Abstract
Purpose :
To demonstrate the allele-selective knockdown of human P23H rhodopsin mRNA using the GAPmer antisense oligonucleotide (ASO) QR-1123 and that, when dosed intravitreally, QR-1123 reduces the rate of retinal loss in a humanized P23H rhodopsin knock-in mouse model of adRP
Methods :
HEK293 cells stably expressing human rhodopsin mini-genes with mutation (P23H) or without (WT), were used to determine the selectivity of QR-1123 for the rhodopsin mRNA containing the C-A transversion (P23H).
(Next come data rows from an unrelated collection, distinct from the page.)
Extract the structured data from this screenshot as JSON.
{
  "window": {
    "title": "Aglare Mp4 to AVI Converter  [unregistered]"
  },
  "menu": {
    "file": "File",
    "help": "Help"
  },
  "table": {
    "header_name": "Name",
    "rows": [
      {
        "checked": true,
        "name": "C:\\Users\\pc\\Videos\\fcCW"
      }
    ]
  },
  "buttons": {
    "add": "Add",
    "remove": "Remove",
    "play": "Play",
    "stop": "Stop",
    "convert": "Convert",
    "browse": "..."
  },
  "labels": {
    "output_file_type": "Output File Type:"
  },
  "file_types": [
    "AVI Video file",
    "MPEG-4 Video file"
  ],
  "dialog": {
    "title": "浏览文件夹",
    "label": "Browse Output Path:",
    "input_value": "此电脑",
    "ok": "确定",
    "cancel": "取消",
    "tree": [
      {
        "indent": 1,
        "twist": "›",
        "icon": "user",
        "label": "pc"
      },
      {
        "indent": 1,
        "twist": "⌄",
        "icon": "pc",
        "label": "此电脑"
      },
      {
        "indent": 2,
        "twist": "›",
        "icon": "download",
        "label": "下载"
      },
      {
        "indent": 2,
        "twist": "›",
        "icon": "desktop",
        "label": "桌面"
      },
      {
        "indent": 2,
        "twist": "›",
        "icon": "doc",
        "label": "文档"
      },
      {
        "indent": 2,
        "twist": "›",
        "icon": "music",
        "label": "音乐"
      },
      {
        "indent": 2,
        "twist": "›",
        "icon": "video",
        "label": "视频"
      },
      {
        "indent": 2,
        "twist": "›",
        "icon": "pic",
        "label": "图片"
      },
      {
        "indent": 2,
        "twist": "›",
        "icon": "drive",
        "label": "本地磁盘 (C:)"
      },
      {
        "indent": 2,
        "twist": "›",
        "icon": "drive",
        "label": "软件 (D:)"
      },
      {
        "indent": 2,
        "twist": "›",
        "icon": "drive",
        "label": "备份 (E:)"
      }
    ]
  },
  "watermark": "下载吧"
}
Human P23H/WT transgenic mice (hP23HTg) were created and used to determine the ability of QR-1123 to selectively target the P23H mutant mRNA in vivo following intravitreal delivery, and its ability to limit the retinal degeneration in the P23H rhodopsin expressing mouse
Results :
QR-1123 was demonstrated to selectively target the human P23H mutant rhodopsin mRNA, whilst sparing the human WT rhodopsin sequence using an RNAase H1-dependent mechanism in transfected cell lines containing either human rhodopsin mini-gene. When unilaterally dosed by intravitreal injection into humanized rhodopsin knock-in mice expressing either WT or mutated rhodopsin, QR-1123 selectively reduced the P23H human rhodopsin mRNA whilst having little impact in the human WT rhodopsin expressing mice. QR-1123 also showed a capacity to dramatically slow the retinal degeneration in the P23H humanized knock-in model in both inferior and superior retina, when compared to either control non-dosed animals, or in PBS injected contralateral eyes from the same animals
Conclusions :
Selective, allele-specific ASO mediated knockdown of human P23H rhodopsin expression by QR-1123 was demonstrated in cell lines containing human rhodopsin sequences and in transgenic human rhodopsin knock-in mice. QR-1123 when dosed intravitreally also slowed the rate of photoreceptor degeneration in the humanized P23H rhodopsin knock-in mouse. These data indicate that ASO treatment is a potentially effective therapy for adRP, arising from P23H mutation in rhodopsin
This abstract was presented at the 2019 ARVO Annual Meeting, held in Vancouver, Canada, April 28 - May 2, 2019.